Dass sich die Magie der Tango-Klänge freilich nicht allein auf Astor Piazzolla reduzieren lässt, bewies das Duo Fracanapa mit einem umjubelten Trio-Auftritt bei "Leise am Markt" in Coburg. Gemeinsam mit Dietmar Engels, Solo-Kontrabassist des Philharmonischen Orchesters, präsentierten Susanne Hofmann (Violine) und Matías González (Bandoneon) eine faszinierende Reise durch die Tango-Geschichte.

Hofmann und González konzertieren seit Jahren erfolgreich als Tango-Duo, sind aber zugleich der Kern des Tango-Quintetts Fracanapa, das vor knapp zwei Jahren bei seinem Debüt beim Coburger "Verein" gefeiert wurde. Gemeinsam mit Dietmar Engels boten sie dem Coburger Publikum ebenso anspruchsvolle wie vielseitige Tango-Kammermusik - feinnervig, detailreich und reaktionsschnell im Zusammenspiel.

Ein Solo beim Heimspiel

Die schier unaufhaltsame Erfolgsgeschichte des Tangos - sie spiegelte sich an diesem Abend in Werken von Francisco Canaro über Anibal Troilo und Horacio Salgan bis zu Leopoldo Federico und Astor Piazzolla. Auch von der Besetzung her bot der Abend reichlich Abwechslung.

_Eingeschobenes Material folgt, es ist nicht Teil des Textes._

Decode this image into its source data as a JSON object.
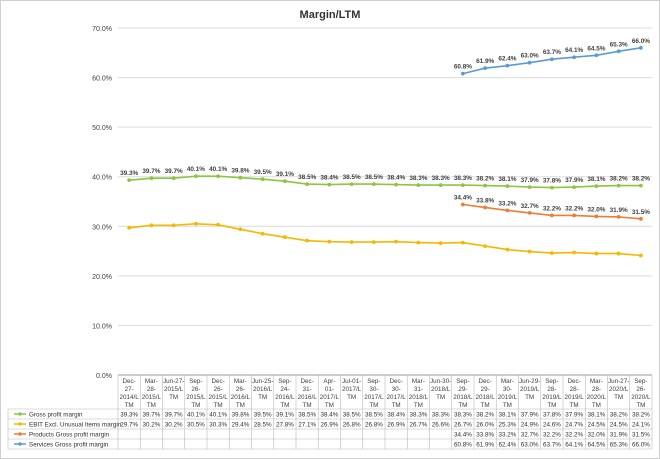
{
  "chart_data": {
    "type": "line",
    "title": "Margin/LTM",
    "xlabel": "",
    "ylabel": "",
    "ylim": [
      0,
      70
    ],
    "yticks": [
      "0.0%",
      "10.0%",
      "20.0%",
      "30.0%",
      "40.0%",
      "50.0%",
      "60.0%",
      "70.0%"
    ],
    "grid": true,
    "legend_position": "bottom (data table)",
    "categories": [
      [
        "Dec-",
        "27-",
        "2014/L",
        "TM"
      ],
      [
        "Mar-",
        "28-",
        "2015/L",
        "TM"
      ],
      [
        "Jun-27-",
        "2015/L",
        "TM"
      ],
      [
        "Sep-",
        "26-",
        "2015/L",
        "TM"
      ],
      [
        "Dec-",
        "26-",
        "2015/L",
        "TM"
      ],
      [
        "Mar-",
        "26-",
        "2016/L",
        "TM"
      ],
      [
        "Jun-25-",
        "2016/L",
        "TM"
      ],
      [
        "Sep-",
        "24-",
        "2016/L",
        "TM"
      ],
      [
        "Dec-",
        "31-",
        "2016/L",
        "TM"
      ],
      [
        "Apr-",
        "01-",
        "2017/L",
        "TM"
      ],
      [
        "Jul-01-",
        "2017/L",
        "TM"
      ],
      [
        "Sep-",
        "30-",
        "2017/L",
        "TM"
      ],
      [
        "Dec-",
        "30-",
        "2017/L",
        "TM"
      ],
      [
        "Mar-",
        "31-",
        "2018/L",
        "TM"
      ],
      [
        "Jun-30-",
        "2018/L",
        "TM"
      ],
      [
        "Sep-",
        "29-",
        "2018/L",
        "TM"
      ],
      [
        "Dec-",
        "29-",
        "2018/L",
        "TM"
      ],
      [
        "Mar-",
        "30-",
        "2019/L",
        "TM"
      ],
      [
        "Jun-29-",
        "2019/L",
        "TM"
      ],
      [
        "Sep-",
        "28-",
        "2019/L",
        "TM"
      ],
      [
        "Dec-",
        "28-",
        "2019/L",
        "TM"
      ],
      [
        "Mar-",
        "28-",
        "2020/L",
        "TM"
      ],
      [
        "Jun-27-",
        "2020/L",
        "TM"
      ],
      [
        "Sep-",
        "26-",
        "2020/L",
        "TM"
      ]
    ],
    "series": [
      {
        "name": "Gross profit margin",
        "color": "#8cc63f",
        "labeled": true,
        "values": [
          39.3,
          39.7,
          39.7,
          40.1,
          40.1,
          39.8,
          39.5,
          39.1,
          38.5,
          38.4,
          38.5,
          38.5,
          38.4,
          38.3,
          38.3,
          38.3,
          38.2,
          38.1,
          37.9,
          37.8,
          37.9,
          38.1,
          38.2,
          38.2
        ],
        "table": [
          "39.3%",
          "39.7%",
          "39.7%",
          "40.1%",
          "40.1%",
          "39.8%",
          "39.5%",
          "39.1%",
          "38.5%",
          "38.4%",
          "38.5%",
          "38.5%",
          "38.4%",
          "38.3%",
          "38.3%",
          "38.3%",
          "38.2%",
          "38.1%",
          "37.9%",
          "37.8%",
          "37.9%",
          "38.1%",
          "38.2%",
          "38.2%"
        ]
      },
      {
        "name": "EBIT Excl. Unusual Items margin",
        "color": "#f5b800",
        "labeled": false,
        "values": [
          29.7,
          30.2,
          30.2,
          30.5,
          30.3,
          29.4,
          28.5,
          27.8,
          27.1,
          26.9,
          26.8,
          26.8,
          26.9,
          26.7,
          26.6,
          26.7,
          26.0,
          25.3,
          24.9,
          24.6,
          24.7,
          24.5,
          24.5,
          24.1
        ],
        "table": [
          "29.7%",
          "30.2%",
          "30.2%",
          "30.5%",
          "30.3%",
          "29.4%",
          "28.5%",
          "27.8%",
          "27.1%",
          "26.9%",
          "26.8%",
          "26.8%",
          "26.9%",
          "26.7%",
          "26.6%",
          "26.7%",
          "26.0%",
          "25.3%",
          "24.9%",
          "24.6%",
          "24.7%",
          "24.5%",
          "24.5%",
          "24.1%"
        ]
      },
      {
        "name": "Products Gross profit margin",
        "color": "#ed7d31",
        "labeled": true,
        "values": [
          null,
          null,
          null,
          null,
          null,
          null,
          null,
          null,
          null,
          null,
          null,
          null,
          null,
          null,
          null,
          34.4,
          33.8,
          33.2,
          32.7,
          32.2,
          32.2,
          32.0,
          31.9,
          31.5
        ],
        "table": [
          "",
          "",
          "",
          "",
          "",
          "",
          "",
          "",
          "",
          "",
          "",
          "",
          "",
          "",
          "",
          "34.4%",
          "33.8%",
          "33.2%",
          "32.7%",
          "32.2%",
          "32.2%",
          "32.0%",
          "31.9%",
          "31.5%"
        ]
      },
      {
        "name": "Services Gross profit margin",
        "color": "#5b9bd5",
        "labeled": true,
        "values": [
          null,
          null,
          null,
          null,
          null,
          null,
          null,
          null,
          null,
          null,
          null,
          null,
          null,
          null,
          null,
          60.8,
          61.9,
          62.4,
          63.0,
          63.7,
          64.1,
          64.5,
          65.3,
          66.0
        ],
        "table": [
          "",
          "",
          "",
          "",
          "",
          "",
          "",
          "",
          "",
          "",
          "",
          "",
          "",
          "",
          "",
          "60.8%",
          "61.9%",
          "62.4%",
          "63.0%",
          "63.7%",
          "64.1%",
          "64.5%",
          "65.3%",
          "66.0%"
        ]
      }
    ]
  }
}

Seit vielen Jahren ist der Kontrabassist Dietmar Engels in seiner Wahlheimat als Ensemble-Gründer und Lehrer der Motor der Tango-Begeisterung. Sein Heimspiel in Coburg nutzte er auch zu einem fulminanten Solo und bewies, dass sich Astor Piazzollas Musik - geschickt arrangiert - sogar auf einem Kontrabass solistisch effektvoll interpretieren lässt. Aber auch in wechselnder Duo-Besetzung beeindruckten die Interpreten, zogen ihr Publikum in Bann mit ihrem ebenso klangschönen wie ausdrucksvollen Musizieren.


Enthusiastischer Beifall


Als Dank für enthusiastischen Beifall servierte das Trio schließlich noch eine Zugabe - Piazzollas "Verano Porteno" in einer ungemein spannungsvollen, pulsierenden Interpretation.